Systemakkreditierung

Der im Zuge der Bologna-Reform von den Ländern eingeführte Zwang zur Akkreditierung und Reakkreditierung von Studiengängen (vgl. BremHG § 53 Abs. 4) ist ein direkter Angriff auf die Freiheit der Lehre und die Hochschulautonomie. Die zur Akkreditierung befugten Agenturen sind zwar auf dem Papier in der Mehrzahl gemeinnützige Vereine, allerdings bei Akkreditierungskosten von etwa 10.000 € bis 14.000 € pro Studiengang auch Profiteure eines florierenden Geschäftszweiges. Die Akkreditierung der Akkreditierungsagenturen wiederum liegt in der Verantwortung des Akkreditierungsrates, welcher im Jahr 2005 von der Landesregierung Nordrhein-Westfalen als Stiftung des öffentlichen Rechts gegründet wurde, was ihn jedoch nicht daran hindert, bundesweit zu agieren. Besonders bedenklich ist, dass in diesem für das deutsche Hochschulwesen mittlerweile so zentralem Gremium die Vertreter*innen der Berufspraxis mit 5 Mitgliedern die stärkste Fraktion stellen. Die Interessen der immerhin von gewählten Vertreter*innen besetzten Kultusministerkonferenz fließen dabei nur mehr durch sogenannte Ländergemeinsame Strukturvorgaben in die Entscheidungen des Akkreditierungsrates mit ein. Mit dieser irritierenden Konstruktion hat die öffentliche Hand ohne jede Not das letzte Wort über die Ausgestaltung von Studiengängen in private Hände übergeben.

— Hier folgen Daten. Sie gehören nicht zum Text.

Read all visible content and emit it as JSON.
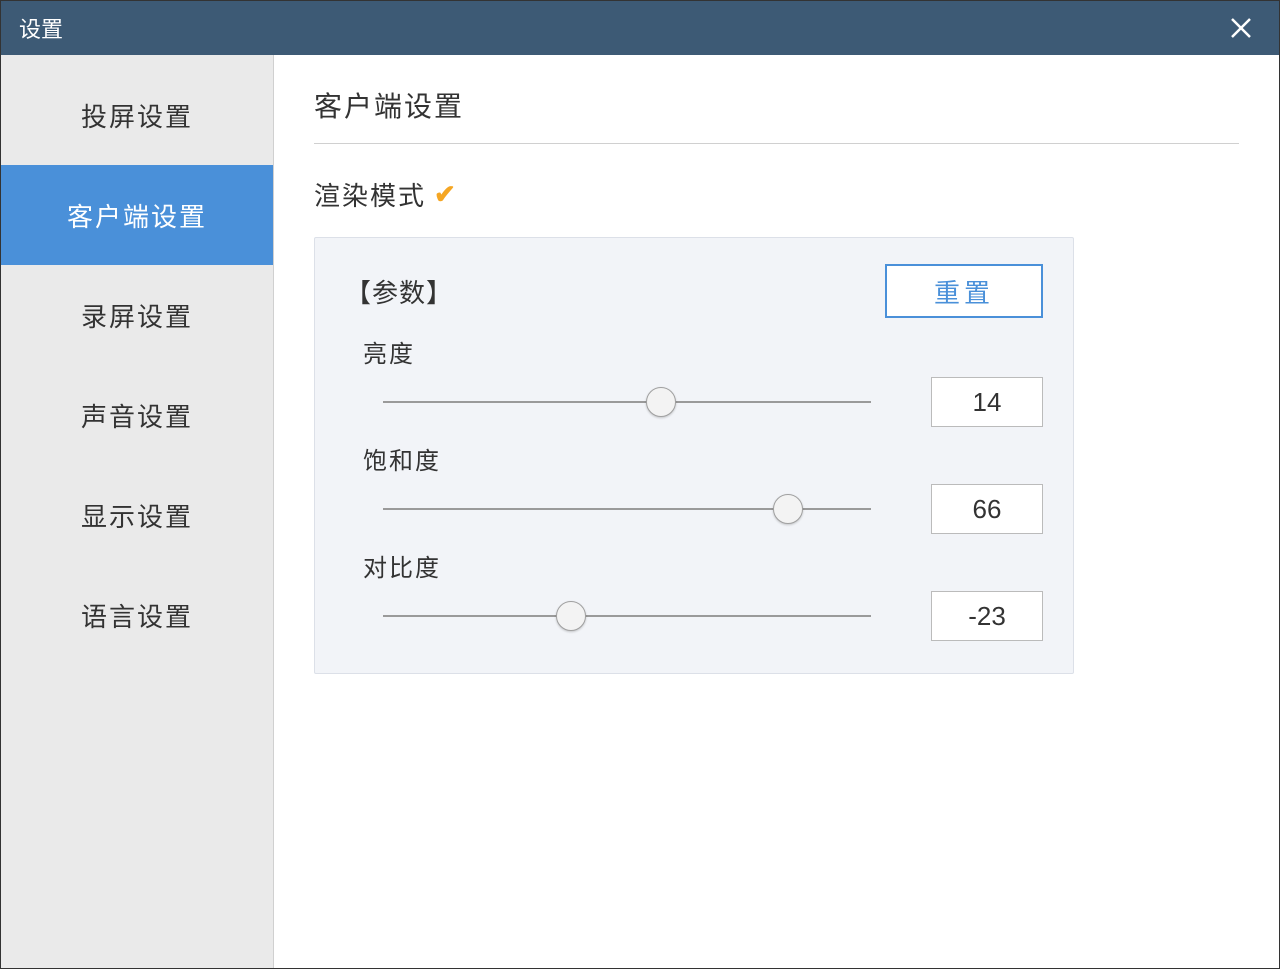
{
  "window": {
    "title": "设置"
  },
  "sidebar": {
    "items": [
      {
        "label": "投屏设置"
      },
      {
        "label": "客户端设置"
      },
      {
        "label": "录屏设置"
      },
      {
        "label": "声音设置"
      },
      {
        "label": "显示设置"
      },
      {
        "label": "语言设置"
      }
    ],
    "active_index": 1
  },
  "content": {
    "title": "客户端设置",
    "render_mode_label": "渲染模式",
    "params_label": "【参数】",
    "reset_label": "重置",
    "sliders": [
      {
        "label": "亮度",
        "value": "14",
        "position_percent": 57
      },
      {
        "label": "饱和度",
        "value": "66",
        "position_percent": 83
      },
      {
        "label": "对比度",
        "value": "-23",
        "position_percent": 38.5
      }
    ]
  }
}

Anstatt sich hier mit aller Kraft zur Wehr zu setzen, hat der Akademische Senat (Sitzung XXV/11) der Universität Bremen im Juli 2014 beschlossen, den Prozess für eine sogenannte Systemakkreditierung in Gang zu setzen. Bei dieser Form der Akkreditierung werden nicht mehr einzelne Studiengänge (für einen bestimmten Zeitraum) akkreditiert, sondern die für Lehre und Studium relevanten Strukturen und Prozesse als solche, also quasi das System Universität. Hier liefert sich nicht nur die Universität in ihrer Gesamtheit dem Akkreditierungswahnsinn aus, es findet zudem eine bedenkliche Machtverschiebung und Zentralisierung von den Fachbereichen hin zur Hochschulleitung statt. Agierten die Fachbereiche im Rahmen der bisherigen Programmakkreditierung als Auftraggeber und zentrale Ansprechpartner, ist eine Systemakkreditierung letzten Endes eine Sache, die zwischen Akkreditierungsagentur und Hochschulleitung alleine verhandelt wird.

Die Entscheidung für eine Systemakkreditierung ist insofern brisant, als dass seit Jahren große verfassungsrechtliche Bedenken gegenüber dem Akkreditierungszwang geäußert werden. Schon 2009 hat die Juristische Fakultät der Universität Heidelberg die Akkreditierung als verfassungswidrig eingestuft2. Seit 2010 ist zudem eine Anfrage des Verwaltungsgerichts Arnsberg beim Bundesverfassunggericht in Karlsruhe hinsichtlich der Vereinbarkeit des Akkreditierungszwanges mit Art. 5 Abs.3 GG Art. 20 Abs.3 des Grundgesetzes anhängig3. Dass die Universität Bremen trotzdem und trotz ihrer angespannten finanziellen Lage nun eine kostspielige Systemakkreditierung auf den Weg bringt, ist aus Sicht des AStA unverständlich.